Still I am Pushing, Candice Kelsey’s debut poetry collection, is remarkable for the unflinching eye it casts on daughterhood and motherhood, on the terrors and, sometimes, beauties of childhood, on the complexities of our bodied lives. In intense and clear vignettes with structural allusions to classic literature, Kelsey mines the depths of her life, and by association our own lives. As she writes: “steaming/inside every bone cold plate I bury/in the cupboard/ my mother, every mother.” This is a remarkable first book—powerful and wise.
— Gail Wronsky Author of Imperfect Pastorals

What a stunning, sobering and heartbreaking collection this is. These poems, constellating around the speaker’s relationship with her mother, are extraordinary reflections on a past that seemed intent upon demeaning misjudgments and willful misunderstandings. These powerful poems gather, one by one, into a lyrical and triumphant confrontation with the ghosts of that past. This is a book every mother, every daughter will want to read.
— David St. John Author of The Last Troubadour: New and Selected Poems

This skillfully crafted collection both aches with struggle and shines with strength. In Still I Am Pushing, Candice Kelsey’s spare, haunting, and lyrical voice explores the shadowy spaces between mother and daughter, self and mirror, body and breath. This collection sings.
— Marya Hornbacher Author of Wasted: A Memoir of Anorexia and Bulimia

A Catalogue of Little Survivals: A Review of Still I am Pushing by Candice M. Kelsey
By Poet Adedayo Agarau, author of The Arrival of Rain

I returned from school that afternoon in a pool of blood; my stitched fingers tore because a boy pushed me off the stairs. My mother’s impatience, the urgency in her livid blood, motherhood heavy that afternoon as her lips shivered. Everything still glitters and shines. Memory, if visited, is a museum of dust and shallows, shadows of dark days leaning against the walls as they do in Still I am pushing. It is incredible how we walk through an entire existence wishing we had pushed the button, held despair by the wrist, shouting, white puppies will be drowned. 

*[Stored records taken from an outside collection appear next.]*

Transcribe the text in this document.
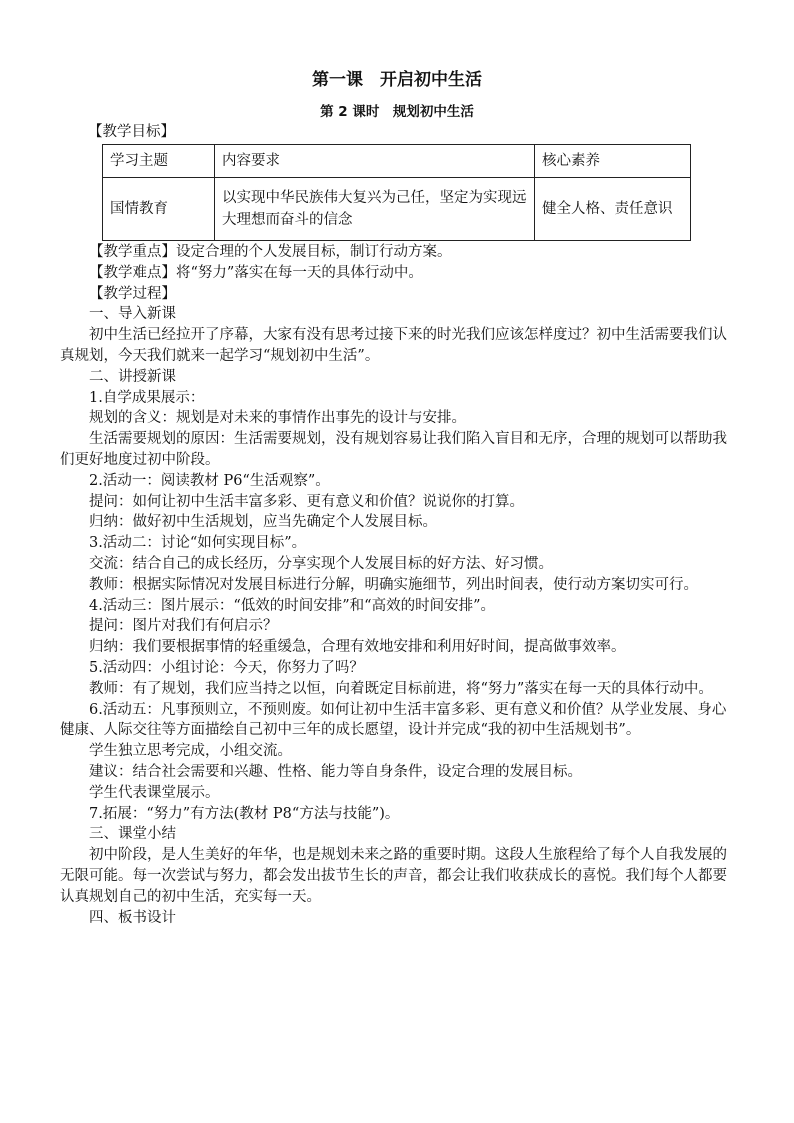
第一课　开启初中生活
第 2 课时　规划初中生活
【教学目标】
学习主题	内容要求	核心素养
国情教育	以实现中华民族伟大复兴为己任，坚定为实现远大理想而奋斗的信念	健全人格、责任意识

【教学重点】设定合理的个人发展目标，制订行动方案。

【教学难点】将“努力”落实在每一天的具体行动中。

【教学过程】

一、导入新课

初中生活已经拉开了序幕，大家有没有思考过接下来的时光我们应该怎样度过？初中生活需要我们认真规划，今天我们就来一起学习“规划初中生活”。

二、讲授新课

1.自学成果展示：

规划的含义：规划是对未来的事情作出事先的设计与安排。

生活需要规划的原因：生活需要规划，没有规划容易让我们陷入盲目和无序，合理的规划可以帮助我们更好地度过初中阶段。

2.活动一：阅读教材 P6“生活观察”。

提问：如何让初中生活丰富多彩、更有意义和价值？说说你的打算。

归纳：做好初中生活规划，应当先确定个人发展目标。

3.活动二：讨论“如何实现目标”。

交流：结合自己的成长经历，分享实现个人发展目标的好方法、好习惯。

教师：根据实际情况对发展目标进行分解，明确实施细节，列出时间表，使行动方案切实可行。

4.活动三：图片展示：“低效的时间安排”和“高效的时间安排”。

提问：图片对我们有何启示？

归纳：我们要根据事情的轻重缓急，合理有效地安排和利用好时间，提高做事效率。

5.活动四：小组讨论：今天，你努力了吗？

教师：有了规划，我们应当持之以恒，向着既定目标前进，将“努力”落实在每一天的具体行动中。

6.活动五：凡事预则立，不预则废。如何让初中生活丰富多彩、更有意义和价值？从学业发展、身心健康、人际交往等方面描绘自己初中三年的成长愿望，设计并完成“我的初中生活规划书”。

学生独立思考完成，小组交流。

建议：结合社会需要和兴趣、性格、能力等自身条件，设定合理的发展目标。

学生代表课堂展示。

7.拓展：“努力”有方法(教材 P8“方法与技能”)。

三、课堂小结

初中阶段，是人生美好的年华，也是规划未来之路的重要时期。这段人生旅程给了每个人自我发展的无限可能。每一次尝试与努力，都会发出拔节生长的声音，都会让我们收获成长的喜悦。我们每个人都要认真规划自己的初中生活，充实每一天。

四、板书设计
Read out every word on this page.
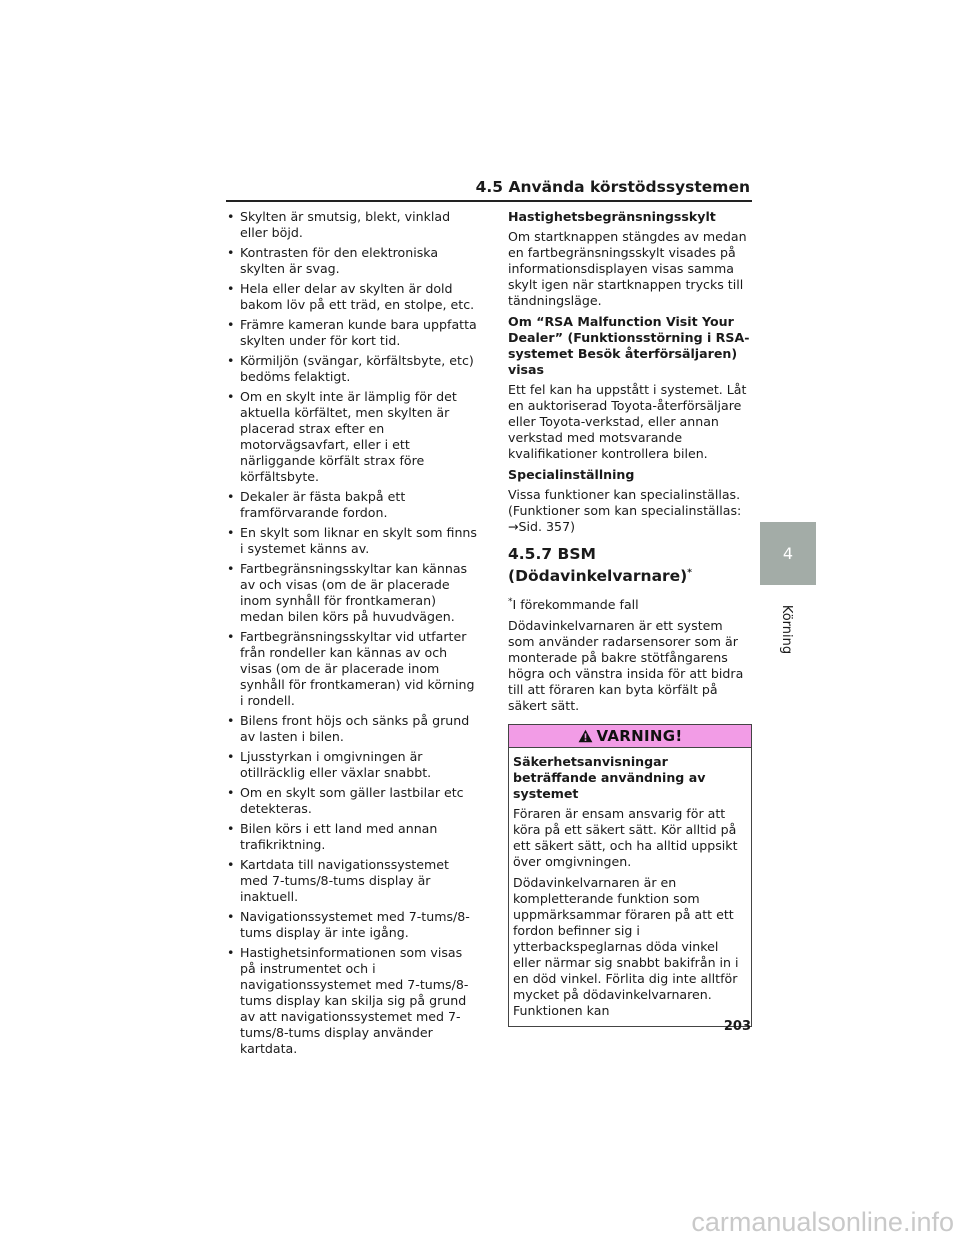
4.5 Använda körstödssystemen
• Skylten är smutsig, blekt, vinklad eller böjd.
• Kontrasten för den elektroniska skylten är svag.
• Hela eller delar av skylten är dold bakom löv på ett träd, en stolpe, etc.
• Främre kameran kunde bara uppfatta skylten under för kort tid.
• Körmiljön (svängar, körfältsbyte, etc) bedöms felaktigt.
• Om en skylt inte är lämplig för det aktuella körfältet, men skylten är placerad strax efter en motorvägsavfart, eller i ett närliggande körfält strax före körfältsbyte.
• Dekaler är fästa bakpå ett framförvarande fordon.
• En skylt som liknar en skylt som finns i systemet känns av.
• Fartbegränsningsskyltar kan kännas av och visas (om de är placerade inom synhåll för frontkameran) medan bilen körs på huvudvägen.
• Fartbegränsningsskyltar vid utfarter från rondeller kan kännas av och visas (om de är placerade inom synhåll för frontkameran) vid körning i rondell.
• Bilens front höjs och sänks på grund av lasten i bilen.
• Ljusstyrkan i omgivningen är otillräcklig eller växlar snabbt.
• Om en skylt som gäller lastbilar etc detekteras.
• Bilen körs i ett land med annan trafikriktning.
• Kartdata till navigationssystemet med 7-tums/8-tums display är inaktuell.
• Navigationssystemet med 7-tums/8-tums display är inte igång.
• Hastighetsinformationen som visas på instrumentet och i navigationssystemet med 7-tums/8-tums display kan skilja sig på grund av att navigationssystemet med 7-tums/8-tums display använder kartdata.
Hastighetsbegränsningsskylt

Om startknappen stängdes av medan en fartbegränsningsskylt visades på informationsdisplayen visas samma skylt igen när startknappen trycks till tändningsläge.

Om “RSA Malfunction Visit Your Dealer” (Funktionsstörning i RSA-systemet Besök återförsäljaren) visas

Ett fel kan ha uppstått i systemet. Låt en auktoriserad Toyota-återförsäljare eller Toyota-verkstad, eller annan verkstad med motsvarande kvalifikationer kontrollera bilen.

Specialinställning

Vissa funktioner kan specialinställas. (Funktioner som kan specialinställas: →Sid. 357)

4.5.7 BSM (Dödavinkelvarnare)*

*I förekommande fall

Dödavinkelvarnaren är ett system som använder radarsensorer som är monterade på bakre stötfångarens högra och vänstra insida för att bidra till att föraren kan byta körfält på säkert sätt.

VARNING!
Säkerhetsanvisningar beträffande användning av systemet

Föraren är ensam ansvarig för att köra på ett säkert sätt. Kör alltid på ett säkert sätt, och ha alltid uppsikt över omgivningen.

Dödavinkelvarnaren är en kompletterande funktion som uppmärksammar föraren på att ett fordon befinner sig i ytterbackspeglarnas döda vinkel eller närmar sig snabbt bakifrån in i en död vinkel. Förlita dig inte alltför mycket på dödavinkelvarnaren. Funktionen kan

4
Körning
203
carmanualsonline.info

Poetry is capable of bringing the lamb out of the fire, capable of casting shadows out of pigs, capable of constructing a miracle. And these miracles, in their most delicate artistry, are the words of Kelsey in this book. As I climb into these poems with her in Small Places I’ve Filled, I am reminded that the body will somehow give itself to dust. My grandmother, the morning she was going to die, called my father and cried over the phone. Her grief was as loud as heavy thuds of birds falling out of the sky. We have all come to fill small holes on earth, and my grandmother, who could not hold on to her place, opened the ground for herself like bodies do coffins. Poetry is a revelation, its imagery of things unfelt, the imagination that someone who never existed leaves. It is impressive how a poet is able to give you her grief, and you, as a reader, are unable to resist the beauty of its invocation, take it whole.

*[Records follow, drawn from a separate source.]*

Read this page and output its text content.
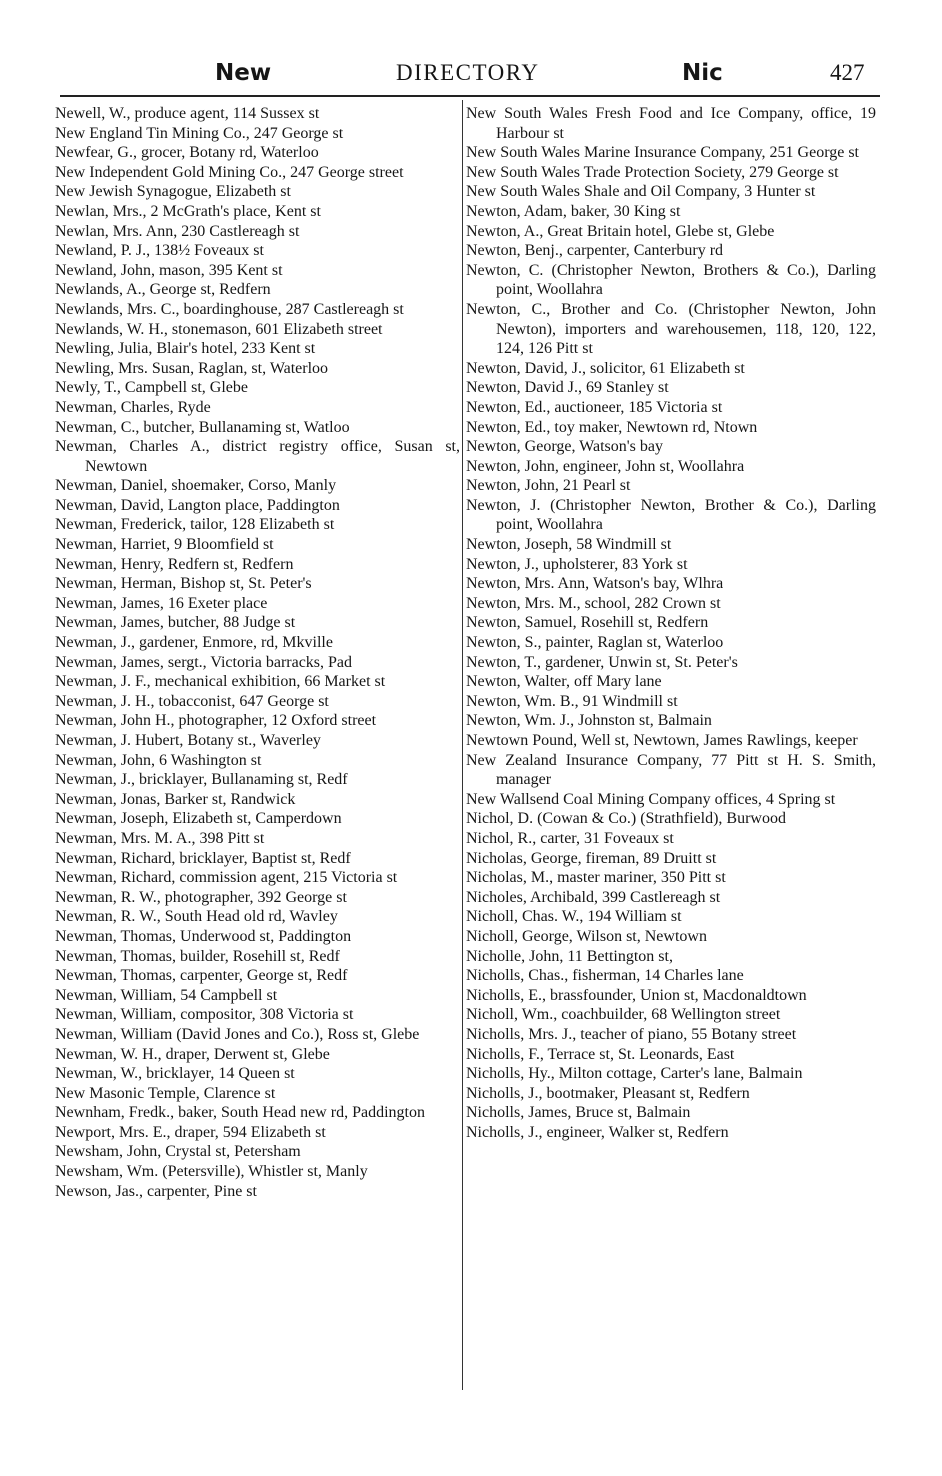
New	DIRECTORY	Nic	427

Newell, W., produce agent, 114 Sussex st

New England Tin Mining Co., 247 George st

Newfear, G., grocer, Botany rd, Waterloo

New Independent Gold Mining Co., 247 George street

New Jewish Synagogue, Elizabeth st

Newlan, Mrs., 2 McGrath's place, Kent st

Newlan, Mrs. Ann, 230 Castlereagh st

Newland, P. J., 138½ Foveaux st

Newland, John, mason, 395 Kent st

Newlands, A., George st, Redfern

Newlands, Mrs. C., boardinghouse, 287 Castlereagh st

Newlands, W. H., stonemason, 601 Elizabeth street

Newling, Julia, Blair's hotel, 233 Kent st

Newling, Mrs. Susan, Raglan, st, Waterloo

Newly, T., Campbell st, Glebe

Newman, Charles, Ryde

Newman, C., butcher, Bullanaming st, Watloo

Newman, Charles A., district registry office, Susan st, Newtown

Newman, Daniel, shoemaker, Corso, Manly

Newman, David, Langton place, Paddington

Newman, Frederick, tailor, 128 Elizabeth st

Newman, Harriet, 9 Bloomfield st

Newman, Henry, Redfern st, Redfern

Newman, Herman, Bishop st, St. Peter's

Newman, James, 16 Exeter place

Newman, James, butcher, 88 Judge st

Newman, J., gardener, Enmore, rd, Mkville

Newman, James, sergt., Victoria barracks, Pad

Newman, J. F., mechanical exhibition, 66 Market st

Newman, J. H., tobacconist, 647 George st

Newman, John H., photographer, 12 Oxford street

Newman, J. Hubert, Botany st., Waverley

Newman, John, 6 Washington st

Newman, J., bricklayer, Bullanaming st, Redf

Newman, Jonas, Barker st, Randwick

Newman, Joseph, Elizabeth st, Camperdown

Newman, Mrs. M. A., 398 Pitt st

Newman, Richard, bricklayer, Baptist st, Redf

Newman, Richard, commission agent, 215 Victoria st

Newman, R. W., photographer, 392 George st

Newman, R. W., South Head old rd, Wavley

Newman, Thomas, Underwood st, Paddington

Newman, Thomas, builder, Rosehill st, Redf

Newman, Thomas, carpenter, George st, Redf

Newman, William, 54 Campbell st

Newman, William, compositor, 308 Victoria st

Newman, William (David Jones and Co.), Ross st, Glebe

Newman, W. H., draper, Derwent st, Glebe

Newman, W., bricklayer, 14 Queen st

New Masonic Temple, Clarence st

Newnham, Fredk., baker, South Head new rd, Paddington

Newport, Mrs. E., draper, 594 Elizabeth st

Newsham, John, Crystal st, Petersham

Newsham, Wm. (Petersville), Whistler st, Manly

Newson, Jas., carpenter, Pine st

New South Wales Fresh Food and Ice Company, office, 19 Harbour st

New South Wales Marine Insurance Company, 251 George st

New South Wales Trade Protection Society, 279 George st

New South Wales Shale and Oil Company, 3 Hunter st

Newton, Adam, baker, 30 King st

Newton, A., Great Britain hotel, Glebe st, Glebe

Newton, Benj., carpenter, Canterbury rd

Newton, C. (Christopher Newton, Brothers & Co.), Darling point, Woollahra

Newton, C., Brother and Co. (Christopher Newton, John Newton), importers and warehousemen, 118, 120, 122, 124, 126 Pitt st

Newton, David, J., solicitor, 61 Elizabeth st

Newton, David J., 69 Stanley st

Newton, Ed., auctioneer, 185 Victoria st

Newton, Ed., toy maker, Newtown rd, Ntown

Newton, George, Watson's bay

Newton, John, engineer, John st, Woollahra

Newton, John, 21 Pearl st

Newton, J. (Christopher Newton, Brother & Co.), Darling point, Woollahra

Newton, Joseph, 58 Windmill st

Newton, J., upholsterer, 83 York st

Newton, Mrs. Ann, Watson's bay, Wlhra

Newton, Mrs. M., school, 282 Crown st

Newton, Samuel, Rosehill st, Redfern

Newton, S., painter, Raglan st, Waterloo

Newton, T., gardener, Unwin st, St. Peter's

Newton, Walter, off Mary lane

Newton, Wm. B., 91 Windmill st

Newton, Wm. J., Johnston st, Balmain

Newtown Pound, Well st, Newtown, James Rawlings, keeper

New Zealand Insurance Company, 77 Pitt st H. S. Smith, manager

New Wallsend Coal Mining Company offices, 4 Spring st

Nichol, D. (Cowan & Co.) (Strathfield), Burwood

Nichol, R., carter, 31 Foveaux st

Nicholas, George, fireman, 89 Druitt st

Nicholas, M., master mariner, 350 Pitt st

Nicholes, Archibald, 399 Castlereagh st

Nicholl, Chas. W., 194 William st

Nicholl, George, Wilson st, Newtown

Nicholle, John, 11 Bettington st,

Nicholls, Chas., fisherman, 14 Charles lane

Nicholls, E., brassfounder, Union st, Macdonaldtown

Nicholl, Wm., coachbuilder, 68 Wellington street

Nicholls, Mrs. J., teacher of piano, 55 Botany street

Nicholls, F., Terrace st, St. Leonards, East

Nicholls, Hy., Milton cottage, Carter's lane, Balmain

Nicholls, J., bootmaker, Pleasant st, Redfern

Nicholls, James, Bruce st, Balmain

Nicholls, J., engineer, Walker st, Redfern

I was seventeen, angry, and depressed because I had had it all rough growing up when I said my first no to a woman who tried to retake a pinch of me. I have lived in fear of saying no, what is to come after rejecting a bigger force. But I see myself in Fearless Girl, as a boy in this case, who is never heard. It is incredibly stunning how silence grows out of us like an oak tree, its violent branches spreading like new nerves.

Kelsey, in Fearless Girl, reaffirms why this gorgeous and evocative book is titled Still I am Pushing. The struggle of growing with a body that does not like to see, and pushing out of a song that wakes you out of your sleep, in which the song is your own body, who is 250 pounds of bronze. 

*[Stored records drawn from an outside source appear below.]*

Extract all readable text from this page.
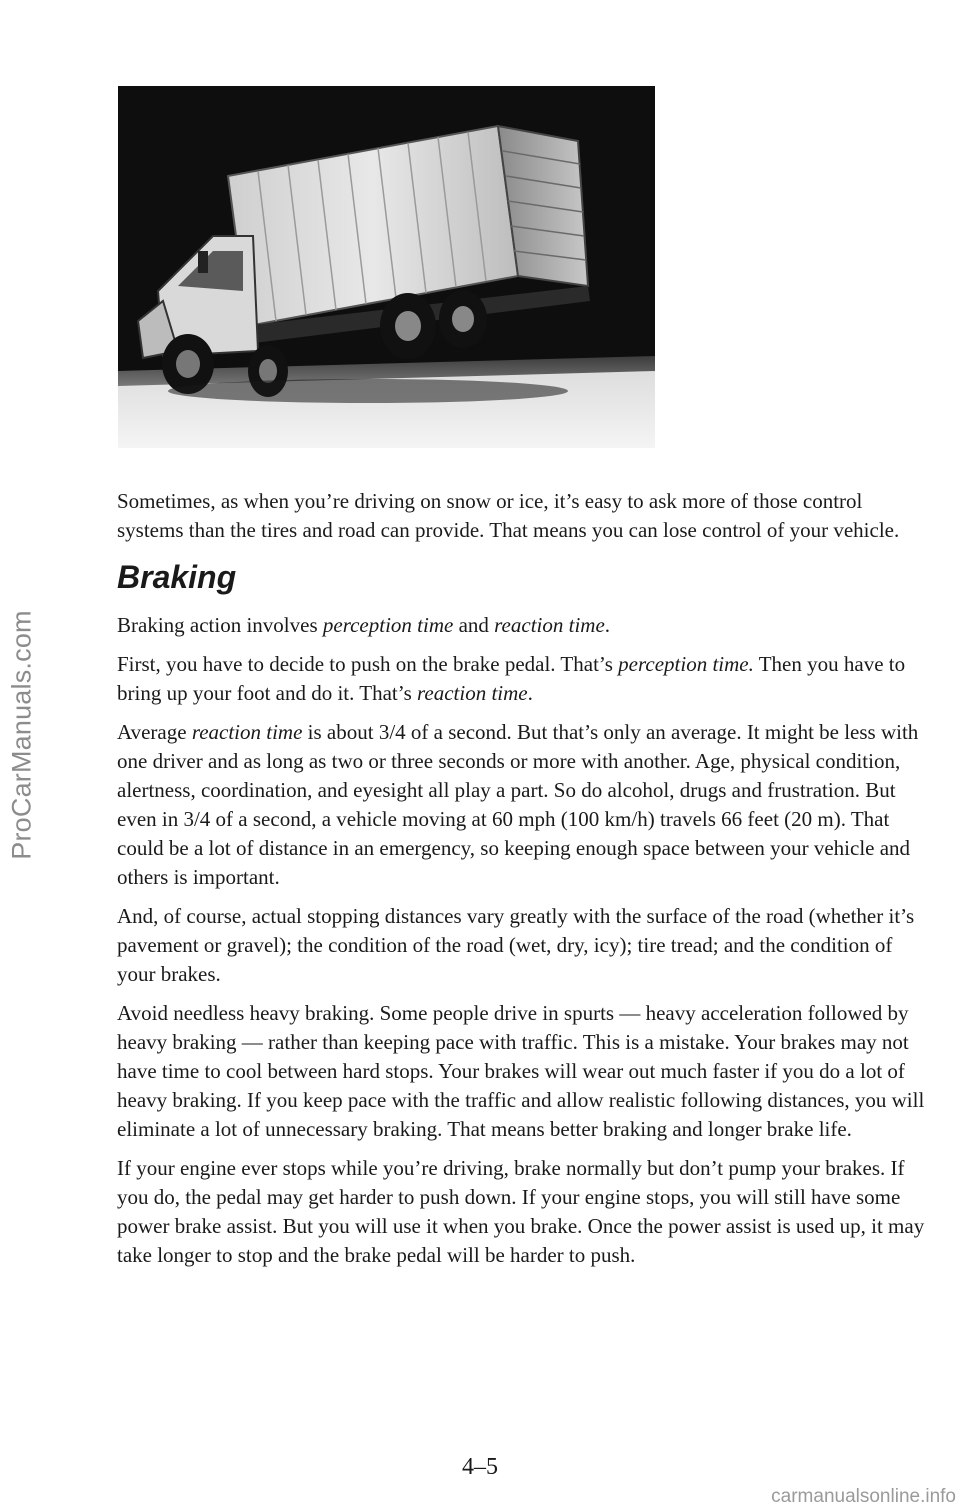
ProCarManuals.com

Sometimes, as when you’re driving on snow or ice, it’s easy to ask more of those control systems than the tires and road can provide. That means you can lose control of your vehicle.

Braking

Braking action involves perception time and reaction time.

First, you have to decide to push on the brake pedal. That’s perception time. Then you have to bring up your foot and do it. That’s reaction time.

Average reaction time is about 3/4 of a second. But that’s only an average. It might be less with one driver and as long as two or three seconds or more with another. Age, physical condition, alertness, coordination, and eyesight all play a part. So do alcohol, drugs and frustration. But even in 3/4 of a second, a vehicle moving at 60 mph (100 km/h) travels 66 feet (20 m). That could be a lot of distance in an emergency, so keeping enough space between your vehicle and others is important.

And, of course, actual stopping distances vary greatly with the surface of the road (whether it’s pavement or gravel); the condition of the road (wet, dry, icy); tire tread; and the condition of your brakes.

Avoid needless heavy braking. Some people drive in spurts — heavy acceleration followed by heavy braking — rather than keeping pace with traffic. This is a mistake. Your brakes may not have time to cool between hard stops. Your brakes will wear out much faster if you do a lot of heavy braking. If you keep pace with the traffic and allow realistic following distances, you will eliminate a lot of unnecessary braking. That means better braking and longer brake life.

If your engine ever stops while you’re driving, brake normally but don’t pump your brakes. If you do, the pedal may get harder to push down. If your engine stops, you will still have some power brake assist. But you will use it when you brake. Once the power assist is used up, it may take longer to stop and the brake pedal will be harder to push.

4–5
carmanualsonline.info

Poetry, in all its magic, does not cease to bridge gaps, as it has done in Keklsey’s I Hold My Father’s Beer. In this poem, there are photos, little 4x4 firecrackers turning golden moments into a frozen silence.

I crave my father’s cool, wet bottle of beer
and imagine the bitter sip
going down like
a mother’s expectations.

It is, however, surprising how Kelsey finds a way to bring herself out of the waters, how she swims back to shore, to present herself as a survivor. The tenacity of her person hides beneath her experiences, how a silent girl has warped so much strength to bellow this loud through poetry. 

Still I am Pushing is a striking collection about parenting, family, loss, growing up, and the struggles of motherhood. It is as bizarre as it can be, confessional as it can get, but we would not have enough of the truth that has come to pierce in this book. The book asks questions that beg to be answered, in silence, heads down thinking of how the world spins along an orbit. How in God’s name did we survive? How in God’s name did we get here, in Still I am Pushing?